Yesterday’s market movers
- German Retail Sales MoM and YoY plunged from the previous and analysts’ expectation. Later Unemployment Rate and Unemployment Change in the country came out with sluggish figure as well. EU Consumer Price Index (YoY) was out mildly as the previous 2.7%, slightly lower than the prediction. The euro dipped when these figures were out, moving downwards slowly.
- Trichet’s speech outlined the overview from the ECB for the monetary policy. Without doubt the Parliament repeated the phrase ‘strong vigilance’ and suggested a plan B for the policy making. He thinks the euro has kept the value from the better than expected Q1 GDP.
- BoE Credit Conditions Report gave out a flat supply and demand change in Q2 overall, illustrating the weak housing market. Sterling lost 1.60 against US dollar till the New York opening bell.
- Greek Austerity Plan Vote finished with the PM winning the Austerity Plan support. This full-stopped the default concerns in the last few months according the Greek FinMin while the markets are not as positive as they are.
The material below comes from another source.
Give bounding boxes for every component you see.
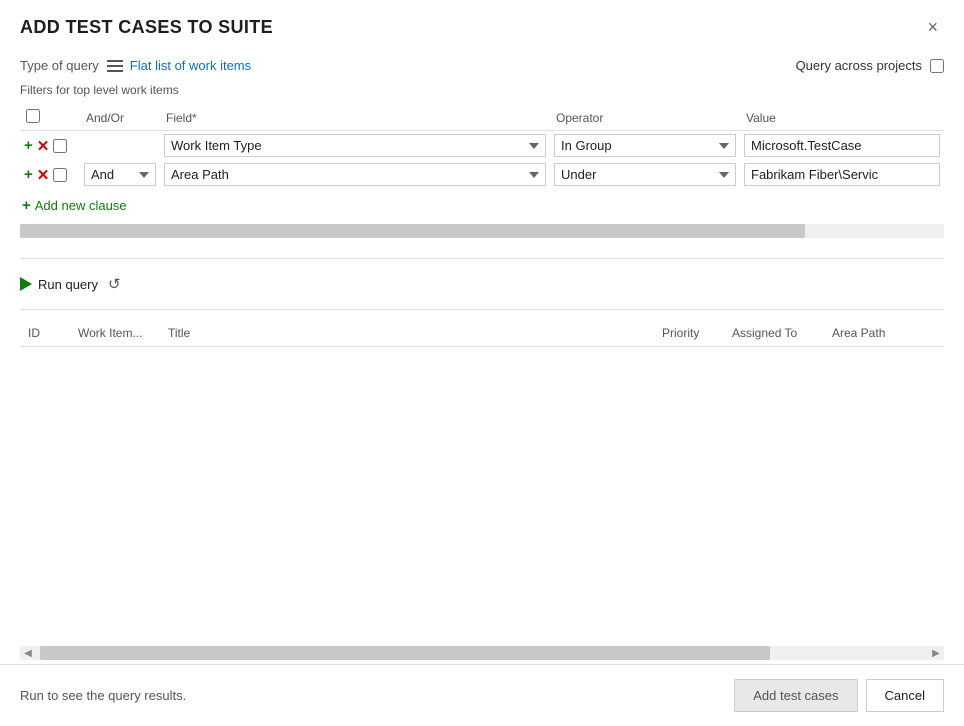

However, we saw a bond yield decrease from the country which in some extend is a relief for the euro.
- The worse than expected job data from the US helped Sterling and Euro gained back against US dollar in the afternoon. Apart from the weak economy, we will probably see a weak dollar due to the personnel change rumour in US Treasury.
Today’s market movers
- German and EU PMI Manufacturing are due to come out with a lower reading. We might see a little dip of the euro. However, it’s hard to change the tendency since the big news came out yesterday has been supporting the currency massively.
- On the contrary the UK PMI Manufacturing is expected to come in with a better figure. So long have we been waiting for a positive data from the UK! If it is as good as the expectation we might see some gain for the pound.
- In the U.S., we will have Reuters/Michigan Consumer Sentiment Index, ISM Manufacturing, ISM Prices Paid, and Construction Spending (MoM), all of which are estimated to be worse than the previous performance. Together with the negative job figure yesterday, these will probably increase the economy growth concerns. Investors might move the assets either back into the dollar account and alternatively, the next interest rate mover – EU! (the euro).